Not that long ago President Bush made a statement at Fort Bragg when he addressed the nation about the war in Iraq. He said we would “stand down” when the Iraqi military is ready to “stand up.” My experience with the new Iraqi military tells me we won’t be coming home for a long time if that’s the case.
I left Iraq on Feb. 27, 2004, and I acknowledge a lot may have changed since then, but I find it hard to believe the Iraqi people are any happier now than they were when I was there. I remember the day I left there were hundreds of Iraqis in the streets outside the compound that I lived in. They watched as we moved out to the Baghdad Airport to finally go home. The Iraqis cheered, clapped and shouted with joy as we were leaving. As a soldier, that hurt me inside because I thought I was supposed to be fighting for their freedom. I saw many people die for that cause, but that is not how the Iraqi people looked at it. They viewed me as a foreign occupier and many of the people of Iraq may have even preferred Saddam to the American soldiers. I feel this way because of the consistent attacks on me and my fellow soldiers by the Iraqi people, who felt they were fighting for their homeland. To us the mission turned into a quest for survival.

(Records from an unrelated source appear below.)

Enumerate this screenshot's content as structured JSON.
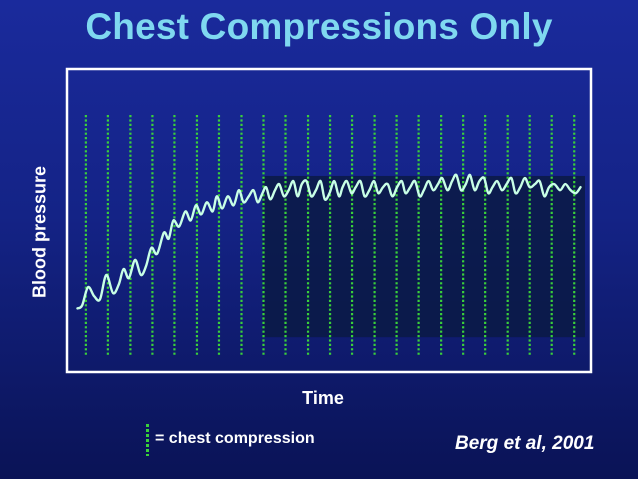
{
  "slide": {
    "title": "Chest Compressions Only",
    "citation": "Berg et al, 2001"
  },
  "legend": {
    "label": "= chest compression",
    "marker_color": "#3ad13a"
  },
  "colors": {
    "background": "#142386",
    "title": "#7fd8f0",
    "plot_border": "#ffffff",
    "inset_region": "#0b1a44",
    "compression_lines": "#3ad13a",
    "pressure_curve": "#c8ffe6"
  },
  "chart_data": {
    "type": "line",
    "title": "",
    "xlabel": "Time",
    "ylabel": "Blood pressure",
    "xlim": [
      0,
      100
    ],
    "ylim": [
      0,
      100
    ],
    "grid": false,
    "legend": "bottom-left",
    "compression_marks": [
      3.6,
      7.8,
      12.1,
      16.3,
      20.5,
      24.8,
      29.0,
      33.3,
      37.5,
      41.7,
      46.0,
      50.2,
      54.4,
      58.7,
      62.9,
      67.1,
      71.4,
      75.6,
      79.8,
      84.1,
      88.3,
      92.5,
      96.8
    ],
    "highlight_region": {
      "x": [
        37.3,
        100
      ],
      "y": [
        11.5,
        64.7
      ]
    },
    "series": [
      {
        "x": [
          2.0,
          2.9,
          4.0,
          5.2,
          6.3,
          7.5,
          8.8,
          9.9,
          10.8,
          11.8,
          13.0,
          14.1,
          15.1,
          16.1,
          17.2,
          18.5,
          19.4,
          20.3,
          21.4,
          22.6,
          23.6,
          24.6,
          25.6,
          26.7,
          27.8,
          28.6,
          29.6,
          30.7,
          31.8,
          32.8,
          33.7,
          34.7,
          35.6,
          36.4,
          37.3,
          38.0,
          38.8,
          39.7,
          40.5,
          41.4,
          42.3,
          43.2,
          44.0,
          44.8,
          45.7,
          46.6,
          47.5,
          48.4,
          49.2,
          50.1,
          51.0,
          51.9,
          52.6,
          53.4,
          54.3,
          55.1,
          56.0,
          56.8,
          57.7,
          58.6,
          59.4,
          60.3,
          61.2,
          62.1,
          63.0,
          63.9,
          64.6,
          65.5,
          66.4,
          67.3,
          68.1,
          69.0,
          69.9,
          70.8,
          71.6,
          72.6,
          73.5,
          74.3,
          75.2,
          76.1,
          76.9,
          77.8,
          78.7,
          79.6,
          80.4,
          81.2,
          82.1,
          83.0,
          83.9,
          84.8,
          85.6,
          86.5,
          87.4,
          88.3,
          89.3,
          90.2,
          91.1,
          92.0,
          93.0,
          94.1,
          95.1,
          96.1,
          97.1,
          98.0
        ],
        "values": [
          21,
          22,
          28,
          25,
          24,
          32,
          26,
          29,
          34,
          31,
          37,
          32,
          35,
          41,
          39,
          46,
          44,
          50,
          48,
          53,
          50,
          55,
          52,
          56,
          53,
          58,
          54,
          58,
          55,
          60,
          56,
          58,
          60,
          56,
          59,
          61,
          57,
          60,
          62,
          58,
          60,
          63,
          58,
          62,
          63,
          58,
          60,
          63,
          57,
          59,
          63,
          58,
          61,
          63,
          59,
          61,
          63,
          58,
          60,
          63,
          59,
          61,
          62,
          58,
          61,
          63,
          59,
          61,
          63,
          58,
          60,
          63,
          60,
          62,
          64,
          60,
          63,
          65,
          60,
          62,
          65,
          60,
          63,
          64,
          59,
          61,
          63,
          60,
          62,
          64,
          59,
          61,
          64,
          61,
          62,
          63,
          58,
          61,
          62,
          60,
          62,
          60,
          59,
          61
        ]
      }
    ]
  }
}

I wish I could provide an answer to this mess. I wish I knew of a realistic way to get our troops home. But we are very limited in our options in my opinion. If we pull out immediately, it’s likely the Iraqi security forces will not be able to provide stability on their own. In that event, the new Iraqi government could possibly be overthrown. The other option would be to reduce our troop numbers and have a gradual pullout. That is very risky because it seems that even with the current number of troops the violence still continues. With a significant troop reduction, there is a strong possibility the violence and attacks on U.S. and coalition forces could escalate and get even worse. In my opinion, that is more of a certainty.
And then there is the option that President Bush brings to the table, which is to “stay the course.” That means more years of bloodshed and a lot more lives to be lost. Also, it will aggravate the growing opposition to the U.S. presence in Iraq throughout the region, and that could very well recruit more extremists to join terror organizations that will infiltrate Iraq and kill more U.S. troops.

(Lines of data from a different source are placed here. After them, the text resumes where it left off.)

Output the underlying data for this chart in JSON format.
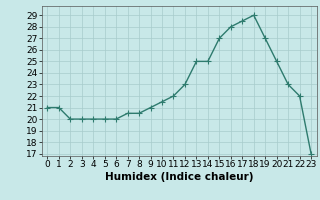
{
  "x": [
    0,
    1,
    2,
    3,
    4,
    5,
    6,
    7,
    8,
    9,
    10,
    11,
    12,
    13,
    14,
    15,
    16,
    17,
    18,
    19,
    20,
    21,
    22,
    23
  ],
  "y": [
    21,
    21,
    20,
    20,
    20,
    20,
    20,
    20.5,
    20.5,
    21,
    21.5,
    22,
    23,
    25,
    25,
    27,
    28,
    28.5,
    29,
    27,
    25,
    23,
    22,
    17
  ],
  "line_color": "#2e7b6e",
  "marker": "+",
  "marker_size": 4,
  "background_color": "#c8e8e8",
  "grid_color": "#a8cccc",
  "xlabel": "Humidex (Indice chaleur)",
  "xlim": [
    -0.5,
    23.5
  ],
  "ylim": [
    16.8,
    29.8
  ],
  "yticks": [
    17,
    18,
    19,
    20,
    21,
    22,
    23,
    24,
    25,
    26,
    27,
    28,
    29
  ],
  "xticks": [
    0,
    1,
    2,
    3,
    4,
    5,
    6,
    7,
    8,
    9,
    10,
    11,
    12,
    13,
    14,
    15,
    16,
    17,
    18,
    19,
    20,
    21,
    22,
    23
  ],
  "tick_label_fontsize": 6.5,
  "xlabel_fontsize": 7.5,
  "line_width": 1.0,
  "marker_edge_width": 0.8
}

So it does not seem to me we have a realistic solution, and that frightens me. It has become very obvious that we have a serious dilemma that needs to be resolved as soon as possible to end the ongoing violence in Iraq. But how do we end it, is the question.
We must always support the troops. If there were a situation in which the United States is attacked again by a legitimate enemy, they are the people who are going to risk their lives to protect us and our freedom. In my opinion, the best way to support them now is to bring them home with the honor and respect they deserve.
In closing, I ask that we never forget why this war started. The Bush administration cried weapons of mass destruction and a link to al-Qaeda We know that this was false, and the Bush administration concedes it as well. As a soldier who fought in that war, I feel misled. I feel that I was sent off to fight for a cause that never existed. When I joined the military, I did so to defend the United States of America, not to be sent off to a part of the world to fight people who never attacked me or my country. Many have died as a result of this. The people who started this war need to start being honest with the American people and take responsibility for their actions. More than anything, they need to stop saying everything is rosy and create a solution to this problem they created.
Thank you for hearing me out. God bless our great nation, the United States of America.